An Experienced Investor is a person, partnership, or other unincorporated association or body corporate which has in any period of 12 months (whether on his own behalf or in the course of his employment by another person) so frequently entered into transactions of a particular type in connection with open-ended collective investment schemes and/or general securities and derivatives being transactions of substantial size entered into with or through the agency of reputable persons who carry on investment business, that he can reasonably be expected to understand the nature of, and the risks involved in, transactions of that description; or who provides a certificate from an appropriately qualified investment advisor confirming that the investor has obtained independent advice.
A Knowledgeable Employee is:
- a person who is (or has been within a period of three years up-to the date of application for investment in the Qualifying Investor Fund) an employee, director, general partner, consultant or shareholder of, or to, an affiliate appointed by the Qualifying Investor Fund to advise, manage or administer the investment activities of the Qualifying Investor Fund, who is acquiring an investment in the Qualifying Investor Fund as part of his remuneration or an incentive arrangement or by way of co-investment, either directly or indirectly through a personal investment vehicle, such as a trust, for or substantially for, that person; or
- any employee, director, partner or consultant to or of any professional firm or anyone who has fulfilled such a role in respect of any professional firm within a period of three years up to the date of application for investment in the Qualifying Investor Fund.
The term ‘employee’ would only cover persons who are, or have been, employed in a relevant role and would not extend to clerical, secretarial or administrative roles.
Compliance with Qualified Investor Fund status
Funds, which are approved as Qualifying Investor Funds, must have in place measures to ensure that they are only available to investors who fall within the above definitions. The GFSC expects any warranties/certificates provided by potential investors to confirm what type of Qualified Investor they consider themselves to be, that is, whether they are a Professional Investor, an Experienced Investor or a Knowledgeable Employee.
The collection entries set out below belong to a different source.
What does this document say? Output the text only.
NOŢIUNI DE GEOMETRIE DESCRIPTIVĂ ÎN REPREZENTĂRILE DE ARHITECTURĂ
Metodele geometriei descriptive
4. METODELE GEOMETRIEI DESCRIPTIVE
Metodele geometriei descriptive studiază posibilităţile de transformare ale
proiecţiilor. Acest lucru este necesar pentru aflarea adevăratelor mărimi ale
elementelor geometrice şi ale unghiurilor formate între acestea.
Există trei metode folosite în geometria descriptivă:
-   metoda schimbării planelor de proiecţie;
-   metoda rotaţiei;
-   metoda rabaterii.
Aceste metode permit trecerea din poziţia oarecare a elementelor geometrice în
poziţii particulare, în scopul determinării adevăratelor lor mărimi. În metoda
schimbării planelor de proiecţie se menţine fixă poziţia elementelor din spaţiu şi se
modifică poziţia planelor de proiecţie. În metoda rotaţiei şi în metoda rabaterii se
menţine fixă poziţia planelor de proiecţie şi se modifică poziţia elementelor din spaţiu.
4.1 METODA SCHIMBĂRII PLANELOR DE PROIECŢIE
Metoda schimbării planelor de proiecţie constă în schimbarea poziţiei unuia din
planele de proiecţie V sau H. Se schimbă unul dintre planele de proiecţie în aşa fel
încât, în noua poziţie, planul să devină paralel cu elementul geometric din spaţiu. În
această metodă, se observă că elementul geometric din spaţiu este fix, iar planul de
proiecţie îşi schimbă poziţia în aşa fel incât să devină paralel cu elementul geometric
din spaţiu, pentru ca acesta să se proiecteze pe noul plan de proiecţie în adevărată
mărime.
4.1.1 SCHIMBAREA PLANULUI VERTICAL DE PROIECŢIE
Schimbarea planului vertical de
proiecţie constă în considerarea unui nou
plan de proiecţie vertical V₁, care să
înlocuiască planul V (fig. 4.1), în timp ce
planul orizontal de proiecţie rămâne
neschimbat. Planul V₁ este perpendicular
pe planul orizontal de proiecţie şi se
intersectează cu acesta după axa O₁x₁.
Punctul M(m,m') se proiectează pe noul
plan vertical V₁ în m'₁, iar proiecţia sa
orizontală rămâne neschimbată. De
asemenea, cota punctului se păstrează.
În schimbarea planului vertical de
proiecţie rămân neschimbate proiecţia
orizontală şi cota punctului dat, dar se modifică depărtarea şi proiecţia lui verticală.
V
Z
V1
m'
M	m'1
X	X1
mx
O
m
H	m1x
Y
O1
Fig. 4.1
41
Open-ended or Closed-ended
A Qualifying Investor Fund may be either an open-ended or closed-ended Collective investment scheme authorised under the Protection of Investors (Bailiwick of Guernsey) Law, 1987 as amended (‘POI Law’).
Open-ended and closed-ended funds may instead follow the Registered Fund regime which is dealt with in a separate briefing.
A Qualifying Investor Fund that is:
- an authorised open-ended collective investment scheme must comply with the requirements of the appropriate rules, that is the Collective Investment Schemes (Class A) Rules 2002, the Collective Investment Schemes (Class B) Rules 1990 or the Collective Investment Schemes (Class Q) Rules 1998;
- an authorised closed-ended investment scheme must comply with the Authorised Closed-Ended Investment Scheme Rules.
Derogations from the B Rules or Q Rules
The GFSC will continue to accept applications for derogations from the Class B Rules or Class Q Rules. Requests for modifications should be made at least three working days in advance of the submission of the formal application for the approval of the fund.
The promoter and/or investment manager should be an institution regulated and of good standing, or, if conducting activities which do not require regulation, otherwise in good standing. It must also be fit and proper.
The GFSC’s view is that good standing would imply that the institution, its directors, controllers and senior managers had not during the past five years been the subject of material disciplinary action by a regulator or professional body, or subject to any conviction for fraud, dishonesty or related offences of a financial nature.
Fit and Proper
Promoters and their directors, controllers and senior managers must be fit and proper and this must be certified by the administrator. This is defined as being a requirement for integrity, competence and solvency.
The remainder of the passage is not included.